Numerical and dimensional analysis for the jet buckling of highly viscous fluid

Abstract

Jet buckling of highly viscous fluid is a common phenomenon both in nature and industry. In order to effectively understand this phenomenon, experiments, numerical simulation and dimensional analysis are employed with the jet buckling of rubber melt and in injection molding. To begin with the construction of two high-resolution discretization schemes for convection terms, a three dimensional algorithm for liquid jet buckling phenomenon is established based on two phase flow model and discretization via finite volume method.
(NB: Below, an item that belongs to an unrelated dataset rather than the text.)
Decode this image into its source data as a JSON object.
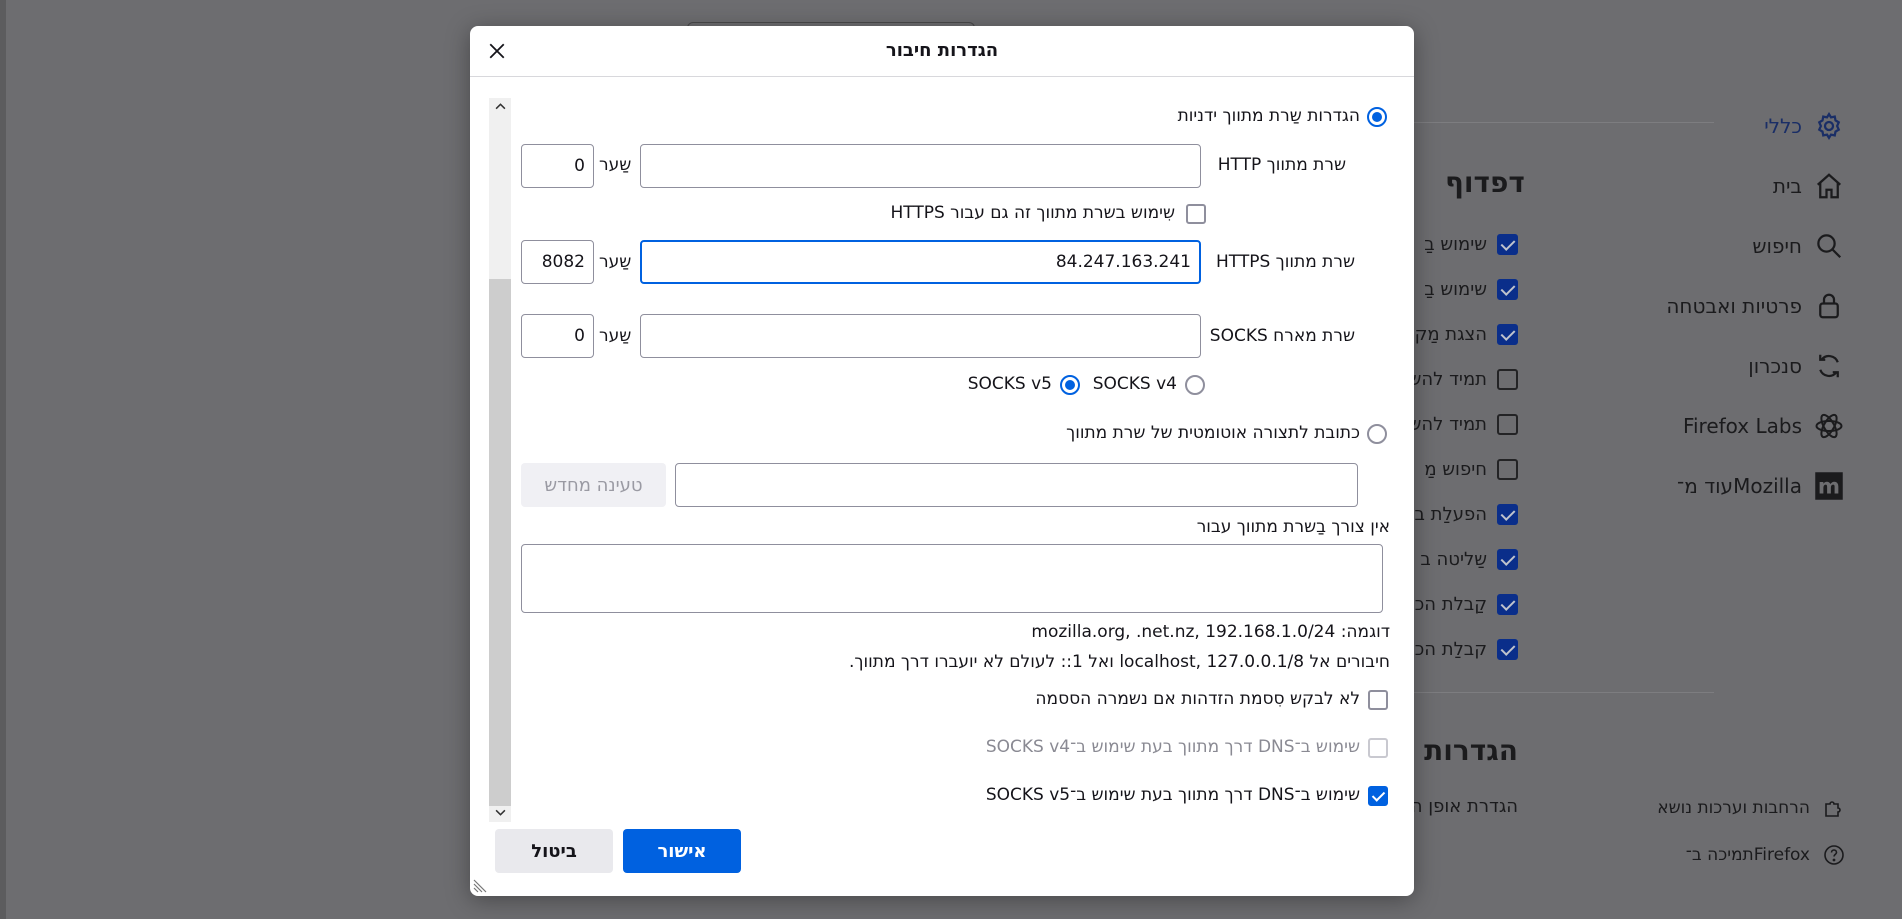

The developed algorithm shows its good accuracy and stability for jet buckling simulation. The numerical results are in good agreement with experimental results obtained by camera directly and short shot experiments. It is found shear rate and gravity have an effect on jet buckling. Compared to non-buckling, buckling of liquid occurs at high shear rate. Direction of gravity influences the length of jet and the pattern of buckling. Furthermore, dimensional analysis of buckling is carried out based on experimental and numerical results. Results reveal that the influence of gravity on buckling is greater when gravity is vertical than parallel to velocity. Dimensional analysis illustrates that shear rate has a greater effect on buckling frequency than hydraulic radius of inlet, length of cavity, gravitational force, viscous force and kinematic viscosity. The buckling frequency is approximately proportional to the square of the shear rate.